All that was before his ordeal last summer, however, an ordeal that he said has changed his outlook on life and baseball. Giambi played only 80 games in a season ruined by a benign pituitary tumor. He finished with a .208 batting average and 12 home runs, and that was all fans could see.
"A lot of people blew it off and said he's not sick, he just wasn't playing well," said Yankees pitcher Tanyon Sturtze, perhaps Giambi's closest friend on the team.
"We're all happy for him, and I think he's probably happy he's playing well when so many people talked so poorly about him last year. Now he's able to do the things he's doing."
Giambi said he was not enjoying this season more because he was proving critics wrong. His success, including a major-league-best .450 on-base percentage, is sweet to him because he is healthy and hitting.
"Let's be honest, there aren't people falling over dying from everything else," Giambi said, making a careful comparison between steroid use and his struggle with the tumor. "I don't really want to get into it, but people are playing and functioning and doing stuff.
"Everybody saw me when I walked into the clubhouse last year. I was a mess. That's not caused by one thing. I was sick. That's what I knew I needed to battle back from - just get healthy and be right, just be me."
Giambi was the American League most valuable player for Oakland in 2000, and the runner-up in 2001. He signed with the Yankees that winter and hit 41 home runs in each of the next two seasons.

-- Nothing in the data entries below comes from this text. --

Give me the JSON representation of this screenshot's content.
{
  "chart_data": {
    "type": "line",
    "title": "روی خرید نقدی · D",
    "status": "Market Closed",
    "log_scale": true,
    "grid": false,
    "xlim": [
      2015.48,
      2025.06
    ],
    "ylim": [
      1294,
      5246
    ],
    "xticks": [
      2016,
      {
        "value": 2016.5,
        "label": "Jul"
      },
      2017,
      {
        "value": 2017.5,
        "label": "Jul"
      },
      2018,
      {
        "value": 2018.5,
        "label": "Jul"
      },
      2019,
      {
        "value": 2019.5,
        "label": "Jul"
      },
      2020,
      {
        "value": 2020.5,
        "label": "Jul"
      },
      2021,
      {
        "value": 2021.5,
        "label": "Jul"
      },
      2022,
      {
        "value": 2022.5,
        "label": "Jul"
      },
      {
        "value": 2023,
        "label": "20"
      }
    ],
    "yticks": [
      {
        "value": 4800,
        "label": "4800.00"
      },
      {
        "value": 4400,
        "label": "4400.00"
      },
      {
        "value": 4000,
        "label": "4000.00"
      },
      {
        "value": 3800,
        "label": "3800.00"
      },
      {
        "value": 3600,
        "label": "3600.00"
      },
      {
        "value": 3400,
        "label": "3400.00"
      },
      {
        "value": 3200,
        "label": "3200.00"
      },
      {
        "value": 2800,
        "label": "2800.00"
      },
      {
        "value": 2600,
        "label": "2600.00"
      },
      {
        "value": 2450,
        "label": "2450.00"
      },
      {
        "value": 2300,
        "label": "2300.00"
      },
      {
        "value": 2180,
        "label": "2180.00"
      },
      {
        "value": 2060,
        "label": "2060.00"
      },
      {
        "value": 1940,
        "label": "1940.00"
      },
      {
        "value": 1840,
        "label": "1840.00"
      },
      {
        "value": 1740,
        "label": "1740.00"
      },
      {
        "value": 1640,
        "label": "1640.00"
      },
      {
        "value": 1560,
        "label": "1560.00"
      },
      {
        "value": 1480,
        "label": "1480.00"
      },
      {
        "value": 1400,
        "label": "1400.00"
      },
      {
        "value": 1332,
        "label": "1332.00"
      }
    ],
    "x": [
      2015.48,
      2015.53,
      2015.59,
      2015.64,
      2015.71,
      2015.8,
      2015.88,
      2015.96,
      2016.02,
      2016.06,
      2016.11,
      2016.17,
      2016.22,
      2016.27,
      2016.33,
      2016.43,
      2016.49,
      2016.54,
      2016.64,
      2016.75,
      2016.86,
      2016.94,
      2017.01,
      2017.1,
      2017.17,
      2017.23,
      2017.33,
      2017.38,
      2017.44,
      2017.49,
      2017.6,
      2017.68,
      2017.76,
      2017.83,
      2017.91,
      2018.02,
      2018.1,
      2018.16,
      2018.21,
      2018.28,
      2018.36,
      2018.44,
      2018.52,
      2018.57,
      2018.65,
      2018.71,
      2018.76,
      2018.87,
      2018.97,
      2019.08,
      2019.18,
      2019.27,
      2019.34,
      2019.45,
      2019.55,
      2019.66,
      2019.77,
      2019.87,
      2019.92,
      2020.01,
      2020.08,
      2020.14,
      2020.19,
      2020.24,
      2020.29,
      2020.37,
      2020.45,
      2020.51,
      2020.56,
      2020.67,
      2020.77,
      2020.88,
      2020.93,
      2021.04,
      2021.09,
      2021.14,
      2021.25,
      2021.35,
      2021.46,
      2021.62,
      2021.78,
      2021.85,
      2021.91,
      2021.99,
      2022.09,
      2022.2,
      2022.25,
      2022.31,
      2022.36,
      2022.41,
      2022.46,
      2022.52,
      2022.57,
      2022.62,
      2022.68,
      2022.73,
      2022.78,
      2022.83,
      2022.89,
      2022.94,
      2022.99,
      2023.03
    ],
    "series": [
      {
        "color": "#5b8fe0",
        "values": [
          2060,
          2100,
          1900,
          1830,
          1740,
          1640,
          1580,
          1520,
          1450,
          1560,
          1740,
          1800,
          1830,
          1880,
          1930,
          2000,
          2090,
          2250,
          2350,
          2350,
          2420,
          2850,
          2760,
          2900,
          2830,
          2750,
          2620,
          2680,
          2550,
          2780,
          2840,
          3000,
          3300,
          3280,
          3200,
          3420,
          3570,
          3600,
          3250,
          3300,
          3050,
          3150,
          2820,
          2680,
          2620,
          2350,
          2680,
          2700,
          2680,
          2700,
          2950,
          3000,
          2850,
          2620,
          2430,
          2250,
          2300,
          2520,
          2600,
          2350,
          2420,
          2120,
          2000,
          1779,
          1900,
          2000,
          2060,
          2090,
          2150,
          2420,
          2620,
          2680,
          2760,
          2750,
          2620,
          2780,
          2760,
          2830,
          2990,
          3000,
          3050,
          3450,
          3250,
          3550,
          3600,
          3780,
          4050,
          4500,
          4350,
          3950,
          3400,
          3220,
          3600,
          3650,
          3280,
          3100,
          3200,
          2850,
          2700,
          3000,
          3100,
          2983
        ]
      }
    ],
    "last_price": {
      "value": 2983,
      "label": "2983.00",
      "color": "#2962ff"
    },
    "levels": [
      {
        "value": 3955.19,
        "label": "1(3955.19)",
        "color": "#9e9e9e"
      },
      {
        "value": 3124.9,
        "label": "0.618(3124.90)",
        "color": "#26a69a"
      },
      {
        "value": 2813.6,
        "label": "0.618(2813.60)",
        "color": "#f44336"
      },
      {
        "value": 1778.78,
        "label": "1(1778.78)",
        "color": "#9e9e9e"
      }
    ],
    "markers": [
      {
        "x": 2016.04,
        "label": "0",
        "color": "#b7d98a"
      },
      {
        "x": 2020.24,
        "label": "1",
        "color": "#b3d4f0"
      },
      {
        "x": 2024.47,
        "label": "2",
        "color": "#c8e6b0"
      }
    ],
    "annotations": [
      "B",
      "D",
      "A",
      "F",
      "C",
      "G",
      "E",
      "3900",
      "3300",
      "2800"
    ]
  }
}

He did it with the help of steroids, according to The San Francisco Chronicle's account of his testimony at the Balco trial. Giambi reportedly said that he stopped using steroids in July 2003 because he was worried he would aggravate his left knee injury, which would hinder him the rest of that season.
Part of his recent surge has been his emphasis on rehabilitating the knee with his personal trainer, Bob Alejo. The work would have started sooner, but Giambi essentially lost about five months to the illness last year.